En la actualidad ni siquiera podrías distinguir al gay del no gay por su olor en el gimnasio: seguramente en épocas pasadas el ejercicio tenía fines distintos y el mal olor era un signo de la virilidad del macho, pero hoy en día los ejercicios del gym son fundamentalmente un proceso de creación de un cuerpo, el cuerpo que se quiere por considerarse bello, lo que implica en cierta medida la construcción de una identidad distinta de quien intenta crear un nuevo cuerpo a partir del que tiene. Por lo tanto, todo el que vaya a un gimnasio va para verse «mejor» y ningún hombre que en ese sentido, se preocupe por su físico y apariencia (cosa que antes era exclusivo de mujeres y homosexuales) va a permitir conscientemente que su cuerpo huela mal.

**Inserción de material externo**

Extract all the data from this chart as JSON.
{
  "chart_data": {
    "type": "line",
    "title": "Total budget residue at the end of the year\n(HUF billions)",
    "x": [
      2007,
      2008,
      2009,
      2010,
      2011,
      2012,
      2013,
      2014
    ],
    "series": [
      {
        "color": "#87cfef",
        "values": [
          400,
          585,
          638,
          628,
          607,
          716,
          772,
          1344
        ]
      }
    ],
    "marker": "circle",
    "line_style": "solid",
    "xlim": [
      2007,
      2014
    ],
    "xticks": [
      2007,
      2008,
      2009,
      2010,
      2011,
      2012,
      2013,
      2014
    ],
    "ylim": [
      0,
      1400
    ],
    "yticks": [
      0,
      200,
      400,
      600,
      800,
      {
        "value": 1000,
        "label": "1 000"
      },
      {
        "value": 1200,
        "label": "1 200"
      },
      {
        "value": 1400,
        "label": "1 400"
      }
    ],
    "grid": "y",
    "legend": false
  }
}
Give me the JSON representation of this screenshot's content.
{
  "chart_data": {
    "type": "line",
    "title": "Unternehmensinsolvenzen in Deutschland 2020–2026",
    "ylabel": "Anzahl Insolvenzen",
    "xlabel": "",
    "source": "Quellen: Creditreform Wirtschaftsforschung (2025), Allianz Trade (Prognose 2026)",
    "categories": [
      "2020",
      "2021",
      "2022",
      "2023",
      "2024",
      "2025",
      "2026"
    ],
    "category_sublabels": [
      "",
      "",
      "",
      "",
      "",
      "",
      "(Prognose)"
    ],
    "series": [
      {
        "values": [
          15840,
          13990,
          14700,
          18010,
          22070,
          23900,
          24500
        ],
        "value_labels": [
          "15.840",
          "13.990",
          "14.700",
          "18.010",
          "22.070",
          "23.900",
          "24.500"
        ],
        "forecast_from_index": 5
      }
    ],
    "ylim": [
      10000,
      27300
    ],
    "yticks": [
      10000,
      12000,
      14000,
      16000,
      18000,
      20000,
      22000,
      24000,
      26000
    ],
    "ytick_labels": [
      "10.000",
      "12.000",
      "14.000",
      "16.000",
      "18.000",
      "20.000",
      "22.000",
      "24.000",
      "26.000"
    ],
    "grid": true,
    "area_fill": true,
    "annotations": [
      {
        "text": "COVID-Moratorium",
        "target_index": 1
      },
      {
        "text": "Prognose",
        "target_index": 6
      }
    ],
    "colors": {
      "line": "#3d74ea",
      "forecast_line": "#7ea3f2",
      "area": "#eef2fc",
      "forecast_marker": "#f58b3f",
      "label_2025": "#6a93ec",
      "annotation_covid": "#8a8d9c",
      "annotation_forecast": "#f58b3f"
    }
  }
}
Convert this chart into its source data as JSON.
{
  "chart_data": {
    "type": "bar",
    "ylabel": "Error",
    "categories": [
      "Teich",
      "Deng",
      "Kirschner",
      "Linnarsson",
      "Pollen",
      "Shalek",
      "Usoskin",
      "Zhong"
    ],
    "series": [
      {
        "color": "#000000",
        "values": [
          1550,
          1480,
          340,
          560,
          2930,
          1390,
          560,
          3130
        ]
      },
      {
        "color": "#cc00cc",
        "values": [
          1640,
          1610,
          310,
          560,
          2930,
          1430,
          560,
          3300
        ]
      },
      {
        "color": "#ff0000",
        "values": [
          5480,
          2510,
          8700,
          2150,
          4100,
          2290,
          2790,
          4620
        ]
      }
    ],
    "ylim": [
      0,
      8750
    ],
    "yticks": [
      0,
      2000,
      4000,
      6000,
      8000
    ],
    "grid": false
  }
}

Así pues, el gimnasio implica de por si la asunción de rasgos tradicionalmente femeninos y/u homosexuales: Primero, el cuidado estético antes era algo reservado para las damas, que se debían poner bellas para los caballeros. Ir al gimnasio es ir a ponerse bello para atraer el sexo de su preferencia, es decir, los hombres heterosexuales admiten la necesidad de esforzarse, más allá de su naturaleza y de su cuerpo innato, para conseguir la aprobación de las mujeres. Ya el hombre no es más hermoso mientras es más feo, ahora debe procurar ciertos cuidados a su cuerpo para que luzca aceptable ante las mujeres, así como lo han hecho siempre ellas. Segundo, ponerse bello implica una percepción específica de lo que es bello y lo que no lo es. Algunos que defiendan su heterosexualidad a capa y espada podrán argumentar que el hombre adecua su cuerpo a lo que las mujeres quieren encontrar en él, para así atraer más mujeres y desplegar fácilmente su naturaleza promiscua. Sin embargo, la asunción de parámetros de belleza para el propio cuerpo conlleva la observación de lo que es bello en los otros cuerpos masculinos. El cuerpo deseado, el que se intenta construir en el gimnasio, es un cuerpo visto y apreciado, es, pues, un cuerpo deseado no sólo en el sentido de que se quiere tener uno igual o se quiere llegar a ser como él, es deseado también en tanto se ha constatando, por la propia experiencia, que ese cuerpo despierta algo especial en los otros cuerpos que los circundan.
De ahí que podamos decir que los gimnasios efectivamente sean un recinto no sólo para ejercitarse sino también para apreciar los cuerpos ajenos. De ahí también, que podamos justificar la casi inmediata asunción del gimnasio como templo inherentemente homosexual.